Abstract
This thesis shows that painted poetry collaborations, or cross-medium collaborations, were a defining part of New Zealand’s literary and artistic histories during the 1950s–1970s. As a product of the deep-rooted sense of isolation felt by individuals living in New Zealand, cross- medium collaboration both forged a sense of connection with fellow creatives and provided a flexible tool for negotiating the often paradoxical demands placed on artists and writers during this time. As the pressures of nationalism and modernism shifted and developed during the 60s and 70s, cross-medium collaboration similarly adapted to address the new challenges facing poets and painters.
In Chapter One, I discuss the collaboration The Wake, by Colin McCahon and John Caselberg. I use this work as a case study through which to explore the conflicting nationalist and internationalist pressures placed on New Zealand artists and writers in the 1950s. Building on the centre-periphery model of Franco Moretti, Pascale Casanova, and Eric Hayot, I discuss the ways in which cross-medium collaboration offered a flexible tool for peripheral creatives. In The Wake, painted poetry is key in creating ambiguity through apostrophe, thus answering multiple calls for art and literature at once.
Chapter Two is concerned with the progression of pressures placed on New Zealand artists and writers into the 1970s. I use Malady and the Malady series by Bill Manhire and Ralph Hotere as an example of the developments in cross-medium collaboration. These works demonstrate a distinct break away from the limiting models of centre-periphery modernism in the 1950s, with Concrete Poetry utilised as a key strategy to achieve internationalism in more of a network model of influence.

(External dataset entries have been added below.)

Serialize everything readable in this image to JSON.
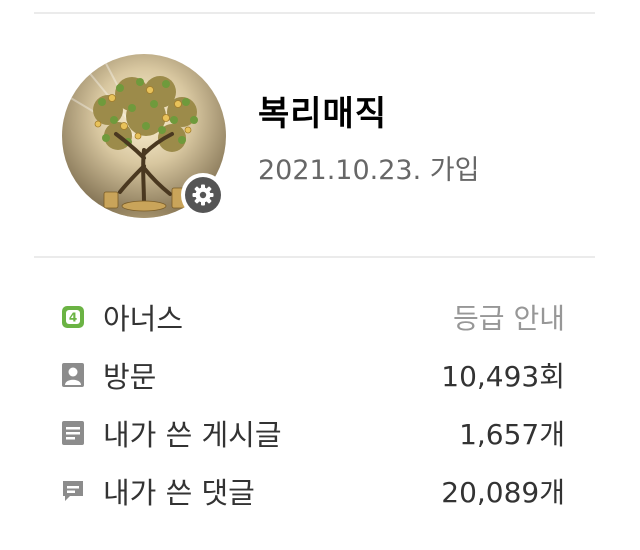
{
  "profile": {
    "nickname": "복리매직",
    "joined": "2021.10.23. 가입",
    "avatar_icon": "money-tree-avatar",
    "settings_icon": "gear-icon"
  },
  "info": {
    "level": {
      "icon": "level-badge-icon",
      "icon_text": "4",
      "icon_color": "#6bb344",
      "label": "아너스",
      "link": "등급 안내"
    },
    "visits": {
      "icon": "visit-person-icon",
      "label": "방문",
      "value": "10,493회"
    },
    "posts": {
      "icon": "post-document-icon",
      "label": "내가 쓴 게시글",
      "value": "1,657개"
    },
    "comments": {
      "icon": "comment-bubble-icon",
      "label": "내가 쓴 댓글",
      "value": "20,089개"
    }
  },
  "colors": {
    "level_green": "#6bb344",
    "icon_gray": "#8c8c8c",
    "link_gray": "#979797",
    "divider": "#ebebeb"
  }
}
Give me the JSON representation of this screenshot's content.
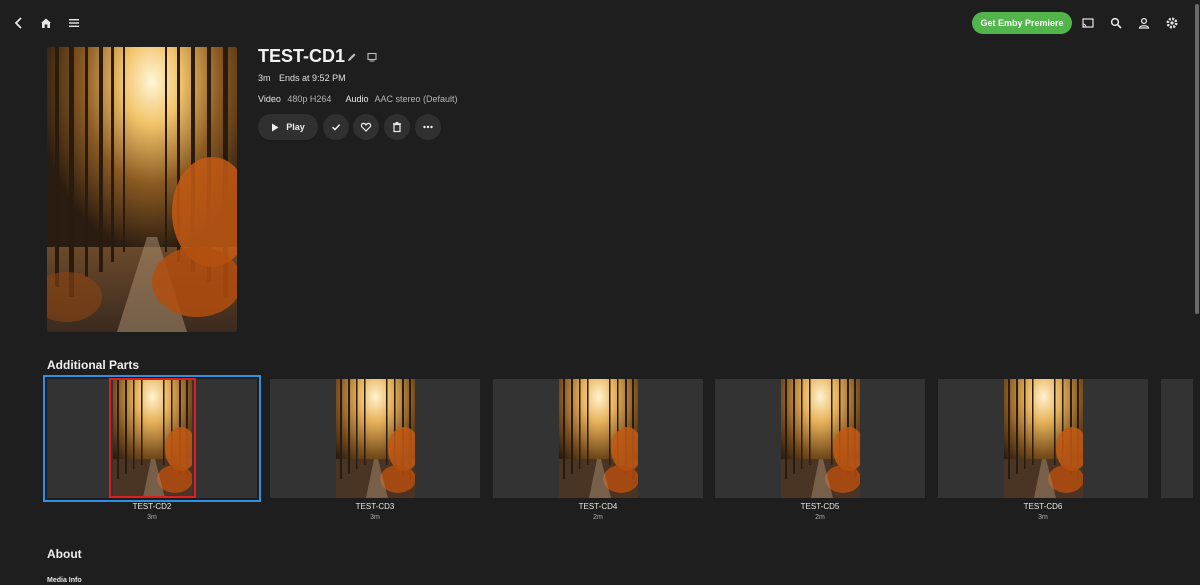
{
  "header": {
    "premiere_label": "Get Emby Premiere",
    "icons": [
      "back-icon",
      "home-icon",
      "menu-icon",
      "cast-icon",
      "search-icon",
      "user-icon",
      "settings-icon"
    ]
  },
  "item": {
    "title": "TEST-CD1",
    "runtime": "3m",
    "ends_at": "Ends at 9:52 PM",
    "video_label": "Video",
    "video_value": "480p H264",
    "audio_label": "Audio",
    "audio_value": "AAC stereo (Default)",
    "play_label": "Play"
  },
  "additional_parts": {
    "heading": "Additional Parts",
    "items": [
      {
        "title": "TEST-CD2",
        "runtime": "3m"
      },
      {
        "title": "TEST-CD3",
        "runtime": "3m"
      },
      {
        "title": "TEST-CD4",
        "runtime": "2m"
      },
      {
        "title": "TEST-CD5",
        "runtime": "2m"
      },
      {
        "title": "TEST-CD6",
        "runtime": "3m"
      }
    ]
  },
  "about": {
    "heading": "About",
    "media_info": "Media Info"
  },
  "colors": {
    "background": "#1e1e1e",
    "accent_green": "#52b54b",
    "selection_blue": "#2f8fe0",
    "highlight_red": "#e01e1e"
  }
}
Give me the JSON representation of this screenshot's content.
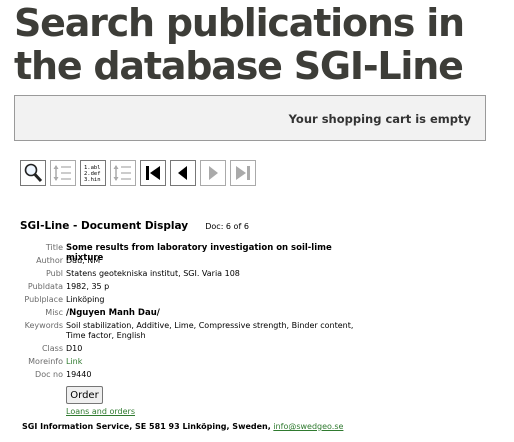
{
  "page": {
    "title": "Search publications in the database SGI-Line"
  },
  "cart": {
    "status": "Your shopping cart is empty"
  },
  "toolbar": {
    "buttons": [
      {
        "icon": "magnifier-icon",
        "enabled": true
      },
      {
        "icon": "alphabetical-list-icon",
        "enabled": false
      },
      {
        "icon": "numbered-list-icon",
        "enabled": true,
        "lines": [
          "1.abl",
          "2.def",
          "3.hin"
        ]
      },
      {
        "icon": "alphabetical-list-icon",
        "enabled": false
      },
      {
        "icon": "first-page-icon",
        "enabled": true
      },
      {
        "icon": "previous-page-icon",
        "enabled": true
      },
      {
        "icon": "next-page-icon",
        "enabled": false
      },
      {
        "icon": "last-page-icon",
        "enabled": false
      }
    ]
  },
  "document": {
    "heading": "SGI-Line - Document Display",
    "counter": "Doc: 6 of 6",
    "fields": [
      {
        "label": "Title",
        "value": "Some results from laboratory investigation on soil-lime mixture"
      },
      {
        "label": "Author",
        "value": "Dau, NM"
      },
      {
        "label": "Publ",
        "value": "Statens geotekniska institut, SGI. Varia 108"
      },
      {
        "label": "Publdata",
        "value": "1982, 35 p"
      },
      {
        "label": "Publplace",
        "value": "Linköping"
      },
      {
        "label": "Misc",
        "value": "/Nguyen Manh Dau/"
      },
      {
        "label": "Keywords",
        "value": "Soil stabilization, Additive, Lime, Compressive strength, Binder content, Time factor, English"
      },
      {
        "label": "Class",
        "value": "D10"
      },
      {
        "label": "Moreinfo",
        "value": "Link"
      },
      {
        "label": "Doc no",
        "value": "19440"
      }
    ]
  },
  "actions": {
    "order_label": "Order",
    "loans_label": "Loans and orders"
  },
  "footer": {
    "text": "SGI Information Service, SE  581 93 Linköping, Sweden,",
    "email": "info@swedgeo.se"
  },
  "colors": {
    "title": "#3d3d38",
    "link": "#2f7a2f",
    "label": "#6b6b6b"
  }
}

In Chapter Three, I discuss Te Tangi o te Pipiwhararua (The Song of the Shining Cuckoo; a Poem by Tangirau Hotere), a painting which clearly demonstrates the development of McCahon and Hotere’s earlier ideas of simultaneous nationalism and internationalism. In this chapter I propose Te Tangi as a work signaling the onset of bicultural New Zealand through its parallel cultural narratives and use of te reo Māori. This final work demonstrates the possibilities of cross-medium collaboration to negotiate cross-cultural concerns.